Living in an island has its highs and lows.

The highs are definitely the beauty of the island, the interesting places to go to, the eateries (there seems to be always a new hip and happening restaurant opening every month), the culture and the festivals.

The lows are the beauty of the island, the interesting places to go, the culture and the festivals.

Before you go “Wha..?”, let me explain.

Yes, Bali is beautiful. But do you remember what Aldoux Huxley said about paradise? The moment a paradise is found, it immediately turns to hell. And it’s true. It used to be beautiful, until everybody wants a piece of it. Approximately 164 hotels will be¬†opened in 2016 – as if Bali does not have enough hotels already. Water shortage is an ongoing crisis since forever, and yet they keep on building, developing, and the reclamation project in Benoa still lies in the grey area – nobody knows whether it’s going to happen or not. Soon, pictures of rice terrace can only be seen on postcards, as they become extinct and are only there for the sake of decoration.

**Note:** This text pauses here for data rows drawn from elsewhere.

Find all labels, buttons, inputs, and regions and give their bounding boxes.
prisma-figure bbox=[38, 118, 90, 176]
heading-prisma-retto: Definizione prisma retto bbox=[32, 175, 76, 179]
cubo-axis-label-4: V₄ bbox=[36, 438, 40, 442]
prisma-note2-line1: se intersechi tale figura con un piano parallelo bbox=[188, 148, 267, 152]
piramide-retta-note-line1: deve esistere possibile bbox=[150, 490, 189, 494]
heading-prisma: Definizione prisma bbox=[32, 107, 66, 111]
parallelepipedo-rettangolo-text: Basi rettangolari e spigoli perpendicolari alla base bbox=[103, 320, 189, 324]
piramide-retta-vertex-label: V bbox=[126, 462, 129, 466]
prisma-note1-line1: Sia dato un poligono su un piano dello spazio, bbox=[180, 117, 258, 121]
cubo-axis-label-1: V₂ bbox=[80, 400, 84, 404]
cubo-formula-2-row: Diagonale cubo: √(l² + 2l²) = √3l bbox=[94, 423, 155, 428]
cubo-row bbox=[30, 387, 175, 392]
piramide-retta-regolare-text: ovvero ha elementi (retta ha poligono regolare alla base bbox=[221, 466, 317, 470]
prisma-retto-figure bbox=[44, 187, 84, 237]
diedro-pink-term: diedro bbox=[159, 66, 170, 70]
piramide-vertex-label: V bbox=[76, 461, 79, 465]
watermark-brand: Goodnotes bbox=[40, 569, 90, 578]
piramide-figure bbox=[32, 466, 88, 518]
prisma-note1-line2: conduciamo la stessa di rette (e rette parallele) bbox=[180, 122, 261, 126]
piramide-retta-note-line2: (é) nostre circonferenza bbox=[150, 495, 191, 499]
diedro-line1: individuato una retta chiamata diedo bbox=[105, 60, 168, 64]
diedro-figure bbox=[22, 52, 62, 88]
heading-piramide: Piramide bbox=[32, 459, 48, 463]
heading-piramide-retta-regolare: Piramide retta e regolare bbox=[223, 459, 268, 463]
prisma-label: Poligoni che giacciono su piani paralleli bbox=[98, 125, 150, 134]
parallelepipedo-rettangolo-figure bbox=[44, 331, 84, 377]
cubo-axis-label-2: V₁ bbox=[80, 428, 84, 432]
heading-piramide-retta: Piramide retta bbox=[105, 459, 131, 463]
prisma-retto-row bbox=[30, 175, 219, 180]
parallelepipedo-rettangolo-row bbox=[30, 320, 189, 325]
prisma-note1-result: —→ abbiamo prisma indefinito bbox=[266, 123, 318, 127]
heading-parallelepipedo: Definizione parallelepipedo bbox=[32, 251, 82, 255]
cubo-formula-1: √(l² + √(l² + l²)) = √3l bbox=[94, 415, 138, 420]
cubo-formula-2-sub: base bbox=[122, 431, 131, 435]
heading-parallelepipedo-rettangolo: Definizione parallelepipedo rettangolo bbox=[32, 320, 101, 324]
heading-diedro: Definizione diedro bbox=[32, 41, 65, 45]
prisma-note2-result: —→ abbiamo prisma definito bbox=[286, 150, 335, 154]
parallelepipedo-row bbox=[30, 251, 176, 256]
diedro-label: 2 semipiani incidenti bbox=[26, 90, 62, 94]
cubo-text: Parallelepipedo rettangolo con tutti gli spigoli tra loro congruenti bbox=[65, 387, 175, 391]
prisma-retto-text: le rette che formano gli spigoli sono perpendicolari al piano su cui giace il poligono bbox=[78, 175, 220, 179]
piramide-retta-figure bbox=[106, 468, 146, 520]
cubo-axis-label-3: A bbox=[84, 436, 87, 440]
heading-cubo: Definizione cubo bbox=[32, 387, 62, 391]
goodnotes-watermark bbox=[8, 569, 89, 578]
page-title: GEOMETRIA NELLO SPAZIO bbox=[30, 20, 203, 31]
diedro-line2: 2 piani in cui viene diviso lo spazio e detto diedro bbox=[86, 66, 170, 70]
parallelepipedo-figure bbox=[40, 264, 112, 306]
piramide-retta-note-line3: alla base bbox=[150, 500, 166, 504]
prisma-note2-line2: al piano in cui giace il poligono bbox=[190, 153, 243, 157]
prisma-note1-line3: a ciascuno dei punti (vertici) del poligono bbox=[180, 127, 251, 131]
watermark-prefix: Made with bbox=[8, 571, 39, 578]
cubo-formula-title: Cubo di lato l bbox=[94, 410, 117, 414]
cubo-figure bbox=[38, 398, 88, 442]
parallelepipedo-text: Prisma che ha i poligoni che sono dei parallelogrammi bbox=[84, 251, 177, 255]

Yes, there are interesting places to go, some new hip and cool eateries to try – but they are all trying to be unique and different that they end up being the same. The cliche decor, the taste of the food (no doubt adjusted to the Westerners’ tongue which is bland bland bland all the way), the music, the fresh-graduated servers with their bule-worshipping attitude. Not a local patron in sight. I guess I am safe because I am not Balinese, and I carry that non-chalant Jakartan attitude. But you will never find a Balinese family eating in those diners, expensive five-star Michelin-wannabe restaurants. I’ve tried to find out why but I can’t seem to get the proper answer. One of my friends works in an upscale Indonesian-fusion restaurant in Seminyak and he told me that Balinese do not find the whole thing enjoyable. It is not in their culture to dine out and have wine with their dinner. Yes, they will drink alcohol, but together with their friends at the Banjar, or at the comfort of their own home.

And yes, the culture and the festivals are definitely still a magnet to the tourists coming from all parts of the world. It mesmerises me how the Balinese are so dedicated to their rituals, and that the ceremony and the offerings are still the most important aspects of their lives. But it is declining, and slowly losing its spirit. The younger generation do not try to preserve the culture as much as the older generation does. The young Balinese men are more interested in noisy motorcycles, wearing gangsta rapper outfit and showing off chunky, expensive accessories and body art to attract girls. The girls, in return, are interested with men who ride noisy motorcycles, prancing around in hot pants and taking about one-hundred selfies on their iPhones showcasing their pushed up cleavage on the social media. Innocence is gradually losing in the way that they are more interested to the material world, which is in total opposite of what attract people to Bali in the first place. The ritual is there, but so is the overdevelopment, the piles of bin liners full of trash¬†that are thrown into the bushes (as if they will magically be swallowed into the earth!), the stubbornness of the people who demand for jobs because a hotel is built in his village, never mind if he can actually work or not. Somehow, I don’t see the connection of this whole attitude with the rituals and the religions.

But my Italian friend loves it here. He comes from Milan and is deeply fascinated and addicted to the beach, says he can’t get enough and he will definitely come back. I did ask him why he wouldn’t stay in Europe, and he says Bali is much better.

Perhaps my rose-colored glasses have been broken, somewhere between 2013 to 2015.